British mental health magazine One in Four celebrates its fifth year of publication this year. Five years is an impressive stretch, given the short shelf life of many publications. Despite the challenges, editor Mark Brown suggests that there’s life in the old dog yet.
“Magazine years are like dog years. Mental health is a really interesting area any way. It’s an area where there isn’t really that many social enterprises, at least many successful social enterprises.”
The magazine, which seeks to help people understand mental health difficulty from the perspective of those who experience it, has survived despite sustained cuts to public sector spending. “We started selling in bulk to major organisations, such as the NHS, and that was going OK until 2010. It was amazing the effect of the change in government. It was like a portcullis coming down. And quite quickly people began cancelling their subscriptions.”
Added to this, the magazine has bucked another trend by being a successful publication on mental health – only earlier this year one of the UK’s largest mental health charities Mind, cancelled its magazine ‘Open Mind’ after 15 years in circulation.
So how have they done it? “We’ve kept it going because we really want to keep it going. We’ve done that by grafting and hustling and getting by. I think that’s the reality of small business,” argues Brown.
It’s a reality Brown believes is all too often lost in the hype around social enterprise. He is a strong advocate of the old adage that ‘small is beautiful’, suggesting that the magazine’s success is due in part to the company’s flexibility and agility. “We’ve been more successful the more we’ve slimmed down, bizarrely. Making it to the end of the month requires the agility of not having a large staff team. There’s no great big contracts, huge endowments, or massive reserves. That’s how we’ve survived, by being small and dirty.”
The magazine gives those with experience of mental health difficulties a chance to help and educate others by writing for the magazine, receiving modest remuneration in return too. Brown feels this is what gives the magazine its distinctive edge over others that have tried and failed to break this area, having also experienced these issues himself.
“No one actually believed that you could do a good magazine written by people with mental health difficulties. And funders and investors had sort of had their fingers burnt in the past, by putting up the money for a magazine or publication, which maybe was not so great, and it disappearing once the funding ended.”
Several of his writers have since gone on to write for other publications, which Brown suggests shows how mental health can be part of a normal life, and that the two things need not be exclusive of each other. “[We’ve shown] that useful mundane advice is better than inspiring stories of people riding up Everest on a unicycle.”
Brown now looks forward to the next five years and beyond, intent on continuing to improve the content of the magazine and expanding its market.

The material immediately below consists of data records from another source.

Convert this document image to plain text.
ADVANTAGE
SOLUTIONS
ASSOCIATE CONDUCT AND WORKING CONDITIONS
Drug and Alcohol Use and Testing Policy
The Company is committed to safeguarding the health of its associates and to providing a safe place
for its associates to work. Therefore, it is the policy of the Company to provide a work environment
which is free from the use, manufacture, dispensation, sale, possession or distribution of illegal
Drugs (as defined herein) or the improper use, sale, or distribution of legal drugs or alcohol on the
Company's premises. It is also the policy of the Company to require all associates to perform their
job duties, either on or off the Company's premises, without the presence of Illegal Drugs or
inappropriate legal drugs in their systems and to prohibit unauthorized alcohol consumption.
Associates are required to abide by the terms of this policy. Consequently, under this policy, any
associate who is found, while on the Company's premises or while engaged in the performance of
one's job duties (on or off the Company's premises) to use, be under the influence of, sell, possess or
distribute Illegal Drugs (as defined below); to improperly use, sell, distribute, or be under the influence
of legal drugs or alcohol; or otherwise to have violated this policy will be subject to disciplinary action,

What tricks can an old dog teach the rest of the sector? Brown had the following advice for other potential and nascent social entrepreneurs about what it takes to sustain a social enterprise. “A lot of good social enterprise ideas won’t get off the ground unless they go through the dirty, grimey period. It’s not all going to be exciting award ceremonies, with flash cars and flash suits. It’s going to be unpleasant sleepless nights and hard graft. That’s how we’ve kept it going. We’ve kept it going against financial sense but through a strong moral sense.”